Senators, others back Nelson nomination to U.S. judgeship

Senators, others back Nelson nomination to U.S. judgeship


By:  Peter Wong

Adrienne Nelson, having gotten hearty endorsements from Oregon's U.S. senators and many others, awaits a vote of a Senate committee and the Senate itself on her nomination as a U.S. District Court judge.

The Senate Judiciary Committee considered President Joe Biden's nomination of Nelson, now a justice of the Oregon Supreme Court, to fill the vacancy created by Judge Michael Mosman's move to senior status at the end of 2021. The committee has not yet scheduled a vote, which would advance the nomination to action by the full Senate.

Sens. Ron Wyden and Jeff Merkley, both Democrats, had praised her nomination when Biden announced it July 14. Nelson would be the first Black woman to sit on Oregon's U.S. District Court.

Others who filed statements with the committee in support were all six of her colleagues on the Oregon Supreme Court in a joint letter; Billy Williams, U.S. attorney for Oregon from 2015 to 2021, now with a law firm in Bend; Max Williams, recently retired president of the Oregon Community Foundation and a former Republican state representative, now in Beaverton; retiring Sheriff Mike Reese of Multnomah County, also a former Portland police chief; John Haroldson, Benton County district attorney, and Maria Pope, chief executive of Portland General Electric.

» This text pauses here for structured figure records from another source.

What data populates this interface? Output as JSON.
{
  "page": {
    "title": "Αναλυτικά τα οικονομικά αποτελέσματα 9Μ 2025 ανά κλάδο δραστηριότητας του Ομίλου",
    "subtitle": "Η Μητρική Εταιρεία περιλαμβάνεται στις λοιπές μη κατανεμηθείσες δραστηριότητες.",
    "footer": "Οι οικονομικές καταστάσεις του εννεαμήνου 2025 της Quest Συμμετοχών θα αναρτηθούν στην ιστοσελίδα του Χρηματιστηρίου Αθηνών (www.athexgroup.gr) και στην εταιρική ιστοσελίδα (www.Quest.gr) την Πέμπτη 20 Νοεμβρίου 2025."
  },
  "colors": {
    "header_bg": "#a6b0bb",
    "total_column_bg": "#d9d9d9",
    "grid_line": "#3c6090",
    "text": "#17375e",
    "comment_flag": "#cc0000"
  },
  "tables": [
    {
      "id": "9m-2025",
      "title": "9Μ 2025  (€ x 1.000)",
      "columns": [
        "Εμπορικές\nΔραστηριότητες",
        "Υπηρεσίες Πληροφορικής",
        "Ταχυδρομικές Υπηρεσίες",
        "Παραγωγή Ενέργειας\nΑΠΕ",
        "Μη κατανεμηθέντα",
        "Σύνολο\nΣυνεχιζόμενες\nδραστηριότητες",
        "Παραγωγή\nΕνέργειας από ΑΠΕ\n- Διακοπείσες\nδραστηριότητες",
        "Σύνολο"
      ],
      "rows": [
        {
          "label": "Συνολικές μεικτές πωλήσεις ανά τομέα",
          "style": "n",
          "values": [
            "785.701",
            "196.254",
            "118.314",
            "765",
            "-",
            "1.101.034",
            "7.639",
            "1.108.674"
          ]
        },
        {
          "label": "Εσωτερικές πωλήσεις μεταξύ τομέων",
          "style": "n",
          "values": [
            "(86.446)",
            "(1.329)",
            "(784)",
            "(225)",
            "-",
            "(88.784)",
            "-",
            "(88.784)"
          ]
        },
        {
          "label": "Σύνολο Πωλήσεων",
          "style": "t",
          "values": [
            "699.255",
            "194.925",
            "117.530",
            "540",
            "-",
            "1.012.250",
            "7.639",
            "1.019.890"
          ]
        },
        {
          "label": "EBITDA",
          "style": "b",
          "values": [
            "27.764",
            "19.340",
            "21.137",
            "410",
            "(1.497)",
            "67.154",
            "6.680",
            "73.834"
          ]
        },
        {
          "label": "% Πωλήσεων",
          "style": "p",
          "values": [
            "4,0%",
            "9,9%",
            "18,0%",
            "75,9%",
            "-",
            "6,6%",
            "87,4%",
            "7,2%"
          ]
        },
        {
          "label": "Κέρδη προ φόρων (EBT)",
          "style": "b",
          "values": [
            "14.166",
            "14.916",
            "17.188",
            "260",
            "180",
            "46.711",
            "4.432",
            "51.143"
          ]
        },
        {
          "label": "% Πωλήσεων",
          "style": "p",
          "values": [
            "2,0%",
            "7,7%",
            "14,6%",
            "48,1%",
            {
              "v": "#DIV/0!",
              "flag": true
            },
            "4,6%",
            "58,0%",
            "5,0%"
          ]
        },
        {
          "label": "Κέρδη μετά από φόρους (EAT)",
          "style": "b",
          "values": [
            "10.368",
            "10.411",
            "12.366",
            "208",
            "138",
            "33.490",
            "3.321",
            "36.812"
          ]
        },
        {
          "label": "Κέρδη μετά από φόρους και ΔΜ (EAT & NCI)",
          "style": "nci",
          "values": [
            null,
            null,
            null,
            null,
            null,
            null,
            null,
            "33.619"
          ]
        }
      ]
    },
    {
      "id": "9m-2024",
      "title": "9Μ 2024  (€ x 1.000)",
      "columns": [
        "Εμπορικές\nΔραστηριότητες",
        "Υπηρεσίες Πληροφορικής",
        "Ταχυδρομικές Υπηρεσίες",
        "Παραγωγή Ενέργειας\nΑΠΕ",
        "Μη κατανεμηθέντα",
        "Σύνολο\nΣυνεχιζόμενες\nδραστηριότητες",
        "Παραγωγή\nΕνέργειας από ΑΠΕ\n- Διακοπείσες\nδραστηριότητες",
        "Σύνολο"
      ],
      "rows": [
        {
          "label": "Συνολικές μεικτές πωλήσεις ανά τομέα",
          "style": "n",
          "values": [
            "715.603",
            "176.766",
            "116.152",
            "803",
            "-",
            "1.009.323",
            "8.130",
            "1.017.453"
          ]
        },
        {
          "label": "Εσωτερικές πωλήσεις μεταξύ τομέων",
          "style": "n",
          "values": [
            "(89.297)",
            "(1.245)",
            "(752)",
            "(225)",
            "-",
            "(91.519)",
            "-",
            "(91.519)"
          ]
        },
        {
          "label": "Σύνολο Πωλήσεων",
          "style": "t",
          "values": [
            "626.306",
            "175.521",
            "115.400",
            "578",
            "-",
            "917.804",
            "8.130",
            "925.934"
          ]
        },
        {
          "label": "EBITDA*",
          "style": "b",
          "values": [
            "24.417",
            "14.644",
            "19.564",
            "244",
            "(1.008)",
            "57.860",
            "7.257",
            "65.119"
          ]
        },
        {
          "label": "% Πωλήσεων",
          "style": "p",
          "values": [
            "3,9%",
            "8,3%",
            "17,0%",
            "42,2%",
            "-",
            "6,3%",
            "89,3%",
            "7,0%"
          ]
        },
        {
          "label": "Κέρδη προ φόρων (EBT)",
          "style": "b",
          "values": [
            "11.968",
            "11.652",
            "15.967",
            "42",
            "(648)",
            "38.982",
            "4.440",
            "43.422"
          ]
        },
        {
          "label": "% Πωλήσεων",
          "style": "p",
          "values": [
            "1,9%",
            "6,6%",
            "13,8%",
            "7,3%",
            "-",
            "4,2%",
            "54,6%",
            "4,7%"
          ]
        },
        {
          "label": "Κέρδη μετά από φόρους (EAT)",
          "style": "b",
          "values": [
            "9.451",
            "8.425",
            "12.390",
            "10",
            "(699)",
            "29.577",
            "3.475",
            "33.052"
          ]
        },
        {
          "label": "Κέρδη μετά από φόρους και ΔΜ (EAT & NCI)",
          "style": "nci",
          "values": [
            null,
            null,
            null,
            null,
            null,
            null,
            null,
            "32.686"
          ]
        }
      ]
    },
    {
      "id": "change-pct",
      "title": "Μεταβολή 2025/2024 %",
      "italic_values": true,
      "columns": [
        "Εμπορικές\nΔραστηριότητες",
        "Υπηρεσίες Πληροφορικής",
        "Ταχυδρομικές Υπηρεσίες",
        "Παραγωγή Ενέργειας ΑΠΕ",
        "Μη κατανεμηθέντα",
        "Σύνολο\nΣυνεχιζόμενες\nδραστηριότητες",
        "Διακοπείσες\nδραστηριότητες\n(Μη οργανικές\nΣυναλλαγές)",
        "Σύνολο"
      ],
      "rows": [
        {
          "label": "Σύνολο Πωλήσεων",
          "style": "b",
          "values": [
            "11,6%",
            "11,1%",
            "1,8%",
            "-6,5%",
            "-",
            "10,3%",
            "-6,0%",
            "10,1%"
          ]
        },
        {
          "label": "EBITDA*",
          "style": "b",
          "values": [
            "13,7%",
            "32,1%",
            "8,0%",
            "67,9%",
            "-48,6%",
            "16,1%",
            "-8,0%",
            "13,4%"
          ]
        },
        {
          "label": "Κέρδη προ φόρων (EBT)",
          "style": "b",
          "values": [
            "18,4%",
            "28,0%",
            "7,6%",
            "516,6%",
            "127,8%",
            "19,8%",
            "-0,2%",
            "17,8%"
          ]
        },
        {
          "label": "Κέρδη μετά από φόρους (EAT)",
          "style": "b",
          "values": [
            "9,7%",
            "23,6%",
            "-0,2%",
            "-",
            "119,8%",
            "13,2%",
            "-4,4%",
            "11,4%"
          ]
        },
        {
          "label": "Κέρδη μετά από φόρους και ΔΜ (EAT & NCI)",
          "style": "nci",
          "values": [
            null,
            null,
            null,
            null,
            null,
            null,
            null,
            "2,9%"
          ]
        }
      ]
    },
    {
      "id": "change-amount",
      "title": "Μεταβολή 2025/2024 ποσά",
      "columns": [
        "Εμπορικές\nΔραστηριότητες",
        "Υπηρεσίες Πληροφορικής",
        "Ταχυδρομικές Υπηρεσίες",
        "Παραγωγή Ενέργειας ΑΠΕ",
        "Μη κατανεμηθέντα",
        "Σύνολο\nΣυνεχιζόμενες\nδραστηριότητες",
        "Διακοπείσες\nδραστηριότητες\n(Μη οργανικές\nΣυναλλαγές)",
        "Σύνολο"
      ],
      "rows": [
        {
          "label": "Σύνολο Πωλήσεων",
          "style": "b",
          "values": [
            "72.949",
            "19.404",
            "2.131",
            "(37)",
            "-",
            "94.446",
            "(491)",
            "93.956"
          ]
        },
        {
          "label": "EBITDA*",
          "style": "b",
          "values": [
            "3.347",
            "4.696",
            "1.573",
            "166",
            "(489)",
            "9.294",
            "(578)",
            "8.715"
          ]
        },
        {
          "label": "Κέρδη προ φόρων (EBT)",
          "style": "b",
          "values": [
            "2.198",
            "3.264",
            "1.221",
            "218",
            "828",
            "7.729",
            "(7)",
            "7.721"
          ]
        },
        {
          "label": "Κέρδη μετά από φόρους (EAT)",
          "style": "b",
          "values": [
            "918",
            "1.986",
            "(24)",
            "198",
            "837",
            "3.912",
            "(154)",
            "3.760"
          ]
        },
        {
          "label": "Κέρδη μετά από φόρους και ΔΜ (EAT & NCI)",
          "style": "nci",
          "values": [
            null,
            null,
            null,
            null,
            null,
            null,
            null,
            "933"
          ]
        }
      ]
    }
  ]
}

No statements were filed in opposition.

Wyden statement

Wyden's statement Oct. 12 to the Judiciary Committee:

"I've been a part of the selection process for a lot of judicial nominees. In that process, you look for candidates whose deep understanding of the law is matched by a commitment to service and impartiality. Having known Justice Nelson for several years, I can tell you that nobody fits that bill better than she does.

"The work ethic, the integrity, and the legal acumen Justice Nelson has displayed throughout her career are among the many reasons why leaders from all over Oregon have voiced support for her nomination. … Those letters of support describe Justice Nelson as a hard-working individual, a person of humility, and a jurist committed to fairness and justice for all. Bottom line, there's no questioning Justice Nelson's top-notch qualifications for the District Court. Adrienne Nelson will make an excellent federal judge."

Merkley statement

Merkley's statement to the committee:

"Justice Nelson has already left her mark on history as the first Black American to sit on our state's highest court, or any of Oregon's appellate courts. And, if confirmed for this seat, Justice Nelson will once again make history as the first Black woman to sit on Oregon's District Court.

"But beyond her historic nomination, Justice Nelson will bring with her a wide breadth of judicial and legal experience, not only as a judge but also from her years serving as a public defender and in private practice. I fully support Justice Adrienne Nelson's nomination for this federal judgeship, and I urge each of my Senate colleagues to support this groundbreaking nomination."

Background

Nelson, 55, has been on the Oregon Supreme Court since January 2018.

She would be only the third justice in the past half century to sit on the U.S. District Court, following Alfred "Ted" Goodwin in 1969 and Robert E. Jones in 1990. Goodwin was elevated to the 9th Circuit Court of Appeals in 1971; he has had senior status since 1991. Jones took senior status in 2000. Susan Graber, also a former Oregon Supreme Court justice, went directly to a 9th Circuit judgeship in 1998. She took senior status at the end of 2021. (Senior status allows judges to draw full salaries and hear cases, but opens up their positions for new appointees.)

The statement from her Oregon Supreme Court colleagues ended:

"… We are unanimous in voicing our opinion that Justice Nelson will make an excellent addition to the federal bench. We recommend her without reservation, although the federal judiciary's gain will be our personal and professional loss."

While Nelson would be the first Black woman to hold a federal judgeship in Oregon, she was preceded by Ancer Haggerty, who was a Multnomah County judge when President Bill Clinton named him to a U.S. District Court judgeship in 1994. Haggerty, who is Black, took senior status in 2009 but is inactive and does not take part in court business.

Nelson came to Oregon three decades ago after earning a bachelor's degree in English and criminal justice in 1990 from the University of Arkansas, and her law degree from the University of Texas at Austin in 1993.

She worked for Multnomah Defenders Inc. from 1996 to 1999, and the Portland firm of Bennett, Hartman, Morris & Kaplan from 1999 to 2004. She was senior adviser for student legal and mediation services at Portland State University from 2004 until Gov. Ted Kulongoski appointed her to Multnomah County Circuit Court in 2006. Gov. Kate Brown named her to the Supreme Court starting in 2018.